Now check this out: "There is still time for George W. Bush to take his medicine and clean the alien intrusion out of our system of government. Yet the turning point is fast approaching, and the moment of decision is nearly upon him: he can save Cheney, or he can save his party. He cannot save both." Are you beginning to get that same eerie feeling I have that these former Bush critics believe there is still some socially-redeeming value to this politically hobbled and immoral Mad Chancellor?
 
How about this?: "Will Bush get smart, follow through on his pledge to cooperate with what he described as Fitzgerald's 'very dignified' investigation - and throw the vice president overboard? And what, I wonder, is Karl Rove telling him to do? As I have been saying for two years: get out the chips-and-dip, start popping that popcorn, and pull up a chair.
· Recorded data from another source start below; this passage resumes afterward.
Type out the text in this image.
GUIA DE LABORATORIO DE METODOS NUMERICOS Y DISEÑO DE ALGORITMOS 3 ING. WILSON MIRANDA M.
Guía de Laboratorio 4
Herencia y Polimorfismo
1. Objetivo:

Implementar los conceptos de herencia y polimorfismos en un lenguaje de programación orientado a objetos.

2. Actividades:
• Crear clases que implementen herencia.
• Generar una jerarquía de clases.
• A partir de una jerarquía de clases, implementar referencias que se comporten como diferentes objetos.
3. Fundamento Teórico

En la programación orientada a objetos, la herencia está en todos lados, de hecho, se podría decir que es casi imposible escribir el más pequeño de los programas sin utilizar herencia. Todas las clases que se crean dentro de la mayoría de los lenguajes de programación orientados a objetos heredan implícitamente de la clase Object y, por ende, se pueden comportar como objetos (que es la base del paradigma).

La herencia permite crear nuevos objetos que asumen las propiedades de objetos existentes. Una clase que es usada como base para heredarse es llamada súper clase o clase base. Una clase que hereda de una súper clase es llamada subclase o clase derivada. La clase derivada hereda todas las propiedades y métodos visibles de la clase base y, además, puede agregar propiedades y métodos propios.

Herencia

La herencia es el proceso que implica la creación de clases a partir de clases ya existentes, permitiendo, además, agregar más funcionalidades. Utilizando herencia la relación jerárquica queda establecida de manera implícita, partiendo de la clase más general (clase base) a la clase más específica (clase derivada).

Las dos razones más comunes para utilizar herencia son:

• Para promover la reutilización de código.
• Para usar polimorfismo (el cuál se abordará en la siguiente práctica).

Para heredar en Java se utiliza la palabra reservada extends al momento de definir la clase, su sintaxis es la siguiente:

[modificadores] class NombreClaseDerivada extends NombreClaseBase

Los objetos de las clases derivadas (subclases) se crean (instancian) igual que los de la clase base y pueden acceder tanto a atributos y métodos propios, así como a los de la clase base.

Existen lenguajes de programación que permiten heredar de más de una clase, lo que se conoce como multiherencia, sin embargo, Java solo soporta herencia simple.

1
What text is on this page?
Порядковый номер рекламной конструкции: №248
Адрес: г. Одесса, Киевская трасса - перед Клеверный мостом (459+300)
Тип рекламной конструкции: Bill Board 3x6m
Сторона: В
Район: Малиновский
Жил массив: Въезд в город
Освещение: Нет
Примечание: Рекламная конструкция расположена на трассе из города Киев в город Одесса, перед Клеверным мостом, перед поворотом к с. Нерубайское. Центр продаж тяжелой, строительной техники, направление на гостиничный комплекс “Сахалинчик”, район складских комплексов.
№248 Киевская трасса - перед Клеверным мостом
This is going to be more fun than even I had anticipated"
 
I find these observations, coming from an outspoken true Republican and a libertarian [note the small "l"] as downright disturbing. Slice the cakewalk any way you will, consider please the mountain of technical and logical anomalies and impossibilities we Americans have been asked to swallow as regards 9-11. Reflect also upon the obvious cover-up perpetrated by the 9-11 Commission. How soon these have been forgotten! And the head of the world's most powerful administration conferred upon others decision-making and execution powers that were not his to give, but were instead his alone in terms of assuring rightful, just and constitutionally-sanctioned authority.
 
Bush has jettisoned his responsibilities in precisely the same manner as Congress has jettisoned theirs in terms of war-making decisions. Everyone inside the Beltway is doing everyone else's job for which there is absolutely no constitutional justification. Yet where Bush must take full responsibility, correctly running the executive branch of American government, he can now be excused because the executive branch has been invaded by a neoconservative cancer or untrustworthy individuals personally picked by Bush that simply didn't work out.
 
It is Bush's job to run the operation and to manage his administration. The reason we have a failure is because of all the buck-passing that has been, and continues to be, totally ignored by the MSM. They have been co-conspirators in this statist scam to enforce allegiance and dependence on a New World Order established after the fall of the United States and Islam. The Fitzgerald grand jury investigation is America's last chance to impeach America's most dangerous evildoer - anything less will require multinational force to overpower the world's most dangerous nation!
 
 
 
 
Ted Lang is a political analyst and freelance writer.